In a panic he booted up his computer and went to the online news services where he found himself looking at the front of his own house through the lenses that were arrayed outside. He saw himself throw open the curtains and then throw them closed again. He saw his cat sitting on the front doorstep waiting to come in for its breakfast.

Best selling author throws up literary life for humble office job, said one headline.

Dumb Novel author seeks the reclusive life, said another.

Writer turns back on fame and riches for office desk, they went on.

The articles speculated that he may be taking an ordinary job to research a new novel or that going back to an ordinary job might be another piece of absurdist performance art, a sort of dumb novel in motion. And they all wanted to know from him what he was up to and deluged him questions the second he opened the front door to let the cat in. As the animal trotted in, tail high and showing its anus to the journos, it gave its master a reproachful look as if to ask what the hell he thought he was doing bringing all those clowns to the house.

Meanwhile, none of the journalists guessed that he was giving up writing because no one was publishing anything he wrote and that he had more self respect than to spend the rest of his life playing a silly game only the agents and critics seemed to understand.

It was this self respect that made him determined that he would not be intimidated from going to work.

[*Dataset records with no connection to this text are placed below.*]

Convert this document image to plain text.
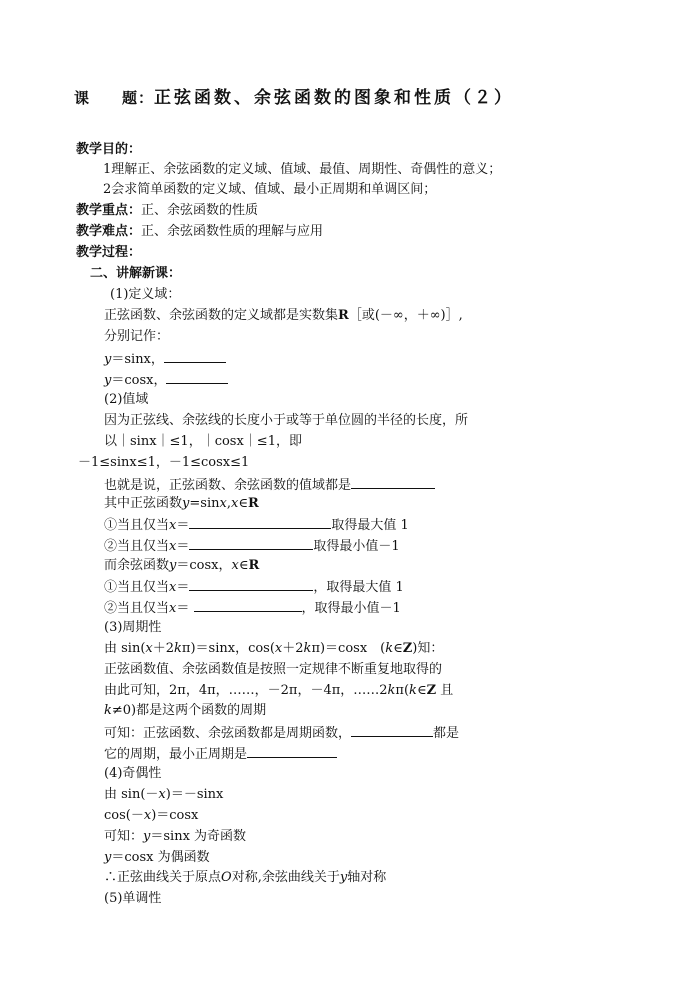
课　　题：正弦函数、余弦函数的图象和性质（２）
教学目的：
1理解正、余弦函数的定义域、值域、最值、周期性、奇偶性的意义；
2会求简单函数的定义域、值域、最小正周期和单调区间；
教学重点：正、余弦函数的性质
教学难点：正、余弦函数性质的理解与应用
教学过程：
二、讲解新课：
(1)定义域：
正弦函数、余弦函数的定义域都是实数集R［或(－∞，＋∞)］,
分别记作：
y＝sinx，
y＝cosx，
(2)值域
因为正弦线、余弦线的长度小于或等于单位圆的半径的长度，所
以｜sinx｜≤1，｜cosx｜≤1，即
－1≤sinx≤1，－1≤cosx≤1
也就是说，正弦函数、余弦函数的值域都是
其中正弦函数y=sinx,x∈R
①当且仅当x＝	取得最大值 1
②当且仅当x＝	取得最小值－1
而余弦函数y＝cosx，x∈R
①当且仅当x＝	，取得最大值 1
②当且仅当x＝	，取得最小值－1
(3)周期性
由 sin(x＋2kπ)＝sinx，cos(x＋2kπ)＝cosx　(k∈Z)知：
正弦函数值、余弦函数值是按照一定规律不断重复地取得的
由此可知，2π，4π，……，－2π，－4π，……2kπ(k∈Z 且
k≠0)都是这两个函数的周期
可知：正弦函数、余弦函数都是周期函数，	都是
它的周期，最小正周期是
(4)奇偶性
由 sin(－x)＝－sinx
cos(－x)＝cosx
可知：y＝sinx 为奇函数
y＝cosx 为偶函数
∴正弦曲线关于原点O对称,余弦曲线关于y轴对称
(5)单调性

He dressed and got ready in the usual manner, and ate a sensible if rather hurried breakfast. When he was ready to leave he slipped on a hooded windcheater, a peaked cap and a pair of sunglasses to hide his appearance. Then he hefted his bicycle, which he kept in the front hall, onto his shoulder and phoned an immediate neighbour to whom he apologised and of whom he asked a small favour.

Then he took his bike through the house to the back garden where his neighbour helped him climb over the adjoining garden wall. Then it was through his neighbour’s house and out the front door as if he lived there. However, the press pack instantly saw through his ruse and were upon him as if he was the last ever news story in history.

Rather than racing down the road as he planned he sort of weaved and wobbled his way through the reporters, ignoring their questions but saying, absurdly, ‘Mind out the way! Mind out the way!’ That was the only comment the press got from him all day even though they pursued him all the way to his office. ‘Mind out the way!’

His boss behaved as there wasn’t a braying press pack in his car park, said how glad he was to have his ex-employee back, and just got on with things.

At the end of the day, the ex-author struggled through the press all the way home. He was not inconsiderably miffed about all the unwanted attention when he was just trying to normalise his life, so, having no better idea, he decided to call his agents — his ex-agents — to complain.

There was no answer from their office, and he eventually tracked down the lady agent on her mobile. She explained tearfully that she was at her husband’s bedside at the hospital. He had suffered an accident.
‘ Oh no! How awful!’

At first she didn’t want to say exactly what happened and the ex-writer didn’t want to pry, but just as he was about to wind up the call she volunteered the information that was too awful to bear alone. Her husband had caught his penis in the zipper of his trousers.

After a few days when all he did was get on his bicycle, go to work and come home again, the press got bored with hanging around and found something else to do with their time. His agent came out of hospital suffering no permanent disability and life got back to normal. Kind of.

He would go to work every day as he did before all the nonsense about his blank books, but in the evening when the children had gone to bed he would sit in the living room reading something, or listening to music or talking to his wife.

One evening he put down the novel he was reading and stared thoughtfully at the wall. He still couldn’t decide whether to take up gardening or Esperanto or painting garden gnomes.

He placed a bookmark in the novel, put it down, went up the stairs to his cosy writing den and booted up his computer. He put his hands to the keyboard and with the enthusiasm of one finding a long lost friend took up writing his dumb fiction right where he had left off.